The transform() function initiates the SageMaker batch transform job. SageMaker will create an inference instance, run the specified test set through the model, save the results to S3, and take down the inference instance. Batch transform is a great option if you require inference for large datasets and don't need sub-second response time.

This usually takes 3 minutes. 

(**Optional**) While you wait, you may check the batch transform progress through the SageMaker console by following these instructions:  
a.	Open SageMaker console in AWS.  
b.	On the left panel, scroll until you see ‘Batch transform jobs’ beneath the ‘Inference’ section.  
c.	Click into the job to examine further details; wait until you see the status change to ‘Completed’.

In [None]:
# The test data set still contains the "Rings" column the model tries to predict. 
# We do not want to send this column to the model, though. We use the SageMaker
# input_filter to filter out that column before sending to the model.
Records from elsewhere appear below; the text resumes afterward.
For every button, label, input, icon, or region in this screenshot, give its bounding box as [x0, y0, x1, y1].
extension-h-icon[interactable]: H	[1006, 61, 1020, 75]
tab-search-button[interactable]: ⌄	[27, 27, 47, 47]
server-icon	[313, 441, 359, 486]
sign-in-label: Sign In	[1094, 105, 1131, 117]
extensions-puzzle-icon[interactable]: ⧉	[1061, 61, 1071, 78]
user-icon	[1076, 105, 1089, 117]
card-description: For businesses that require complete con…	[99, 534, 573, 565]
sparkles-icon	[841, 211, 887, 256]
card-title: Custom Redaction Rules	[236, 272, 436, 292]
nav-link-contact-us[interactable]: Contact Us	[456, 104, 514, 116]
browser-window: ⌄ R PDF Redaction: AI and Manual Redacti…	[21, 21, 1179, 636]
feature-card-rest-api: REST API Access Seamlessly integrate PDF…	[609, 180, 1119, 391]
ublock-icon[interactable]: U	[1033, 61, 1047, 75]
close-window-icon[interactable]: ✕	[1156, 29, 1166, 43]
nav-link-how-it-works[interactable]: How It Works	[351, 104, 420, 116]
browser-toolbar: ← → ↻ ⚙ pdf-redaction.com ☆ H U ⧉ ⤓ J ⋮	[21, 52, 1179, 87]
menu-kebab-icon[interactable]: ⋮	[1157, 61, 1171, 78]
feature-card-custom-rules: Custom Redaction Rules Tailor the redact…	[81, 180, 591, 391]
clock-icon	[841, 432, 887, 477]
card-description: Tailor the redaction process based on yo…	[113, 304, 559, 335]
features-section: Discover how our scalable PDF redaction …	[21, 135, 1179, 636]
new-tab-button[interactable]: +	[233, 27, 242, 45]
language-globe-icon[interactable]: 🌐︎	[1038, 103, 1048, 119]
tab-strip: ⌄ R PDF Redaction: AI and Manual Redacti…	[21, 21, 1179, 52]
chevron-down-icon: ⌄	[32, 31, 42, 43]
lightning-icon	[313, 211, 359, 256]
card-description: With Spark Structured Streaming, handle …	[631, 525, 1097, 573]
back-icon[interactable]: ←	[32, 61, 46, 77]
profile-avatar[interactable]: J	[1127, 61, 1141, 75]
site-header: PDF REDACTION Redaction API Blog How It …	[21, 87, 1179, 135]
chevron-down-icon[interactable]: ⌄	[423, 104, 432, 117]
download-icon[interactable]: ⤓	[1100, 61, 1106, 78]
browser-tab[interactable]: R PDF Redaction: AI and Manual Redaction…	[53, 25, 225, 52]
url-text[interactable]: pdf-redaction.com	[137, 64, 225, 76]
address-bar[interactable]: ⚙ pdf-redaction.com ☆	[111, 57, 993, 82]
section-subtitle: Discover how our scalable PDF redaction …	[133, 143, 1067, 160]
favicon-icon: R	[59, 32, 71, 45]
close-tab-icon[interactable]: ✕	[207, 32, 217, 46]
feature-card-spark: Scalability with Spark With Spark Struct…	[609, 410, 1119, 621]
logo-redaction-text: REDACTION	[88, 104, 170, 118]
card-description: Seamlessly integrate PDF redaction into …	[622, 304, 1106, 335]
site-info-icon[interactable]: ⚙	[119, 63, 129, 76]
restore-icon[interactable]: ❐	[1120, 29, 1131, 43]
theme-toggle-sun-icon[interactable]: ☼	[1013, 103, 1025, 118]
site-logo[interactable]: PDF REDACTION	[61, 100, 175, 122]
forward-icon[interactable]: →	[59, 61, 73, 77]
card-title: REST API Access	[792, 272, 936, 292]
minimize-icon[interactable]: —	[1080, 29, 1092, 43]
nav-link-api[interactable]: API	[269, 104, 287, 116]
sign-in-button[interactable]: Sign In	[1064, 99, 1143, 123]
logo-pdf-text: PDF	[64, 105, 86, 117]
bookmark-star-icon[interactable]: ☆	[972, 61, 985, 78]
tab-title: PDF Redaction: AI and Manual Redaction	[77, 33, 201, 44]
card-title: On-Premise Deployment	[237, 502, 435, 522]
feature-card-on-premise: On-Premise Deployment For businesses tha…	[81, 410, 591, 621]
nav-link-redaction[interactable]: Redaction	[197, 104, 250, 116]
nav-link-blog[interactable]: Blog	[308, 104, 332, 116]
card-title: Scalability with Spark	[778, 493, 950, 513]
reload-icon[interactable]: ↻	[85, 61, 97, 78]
We then
# join the model output with the input so we can compare the actual Rings count
# to the predicted count.
transformer.transform(
    data=s3_test,
    content_type='text/csv',
    split_type='Line',
    input_filter='$[1:]',
    join_source='Input',
    wait=True
)

SageMaker batch transform completed and saved the model inference results to S3. Now let's pull the results in to Spark for analysis.

In [None]:
from copy import deepcopy
from pyspark.sql.types import FloatType

# Read the schema from the initial dataset so you can apply it to the inference data.
schema = deepcopy(abalone_data.schema)
schema.add("Estimated_rings", FloatType())

# Pull down the inference data from S3
inference_data = spark.read.load(s3_inference, format=data_format, schema=schema).repartition(num_workers)
inference_data.show(n=5)

Now that we have our results, we need to quantify our model's performance. We will use root mean square error (RMSE) to measure how close Estimated_rings is to the actual Rings value.

RMSE is a popular way to measure how closely a regression model predicts a response. A lower RMSE indicates a closer prediction.

Here is the equation for RMSE:

\begin{equation*}
RMSE = \sqrt{\frac{\sum_{i=1}^n (\hat{y_i}-y_i)^2}{N}}
\end{equation*}

where $\hat{y_i}$ is the number of predicted rings, $y_i$ is the observed number of rings, and N is the number of rows in the test data set.

We'll use Spark SQL to run a SQL query on our data to calculate the RMSE.

In [None]:
rings = inference_data.schema.names[0]
predicted_rings = inference_data.schema.names[-1]
table_name = 'inference'

inference_data.registerTempTable(table_name)
sql_rmse = 'SELECT SQRT(AVG(POWER({}-{}, 2))) AS RMSE FROM {}'.format(rings, predicted_rings, table_name)

rmse_results = spark.sql(sql_rmse)
rmse_results.show()

## Wrap-Up
Congratulations! You processed data in Apache Spark on EMR and trained and deployed a machine learning model in Amazon SageMaker! Feel free to try different combinations of models and hyperparameters to see if you can reduce your model's RMSE.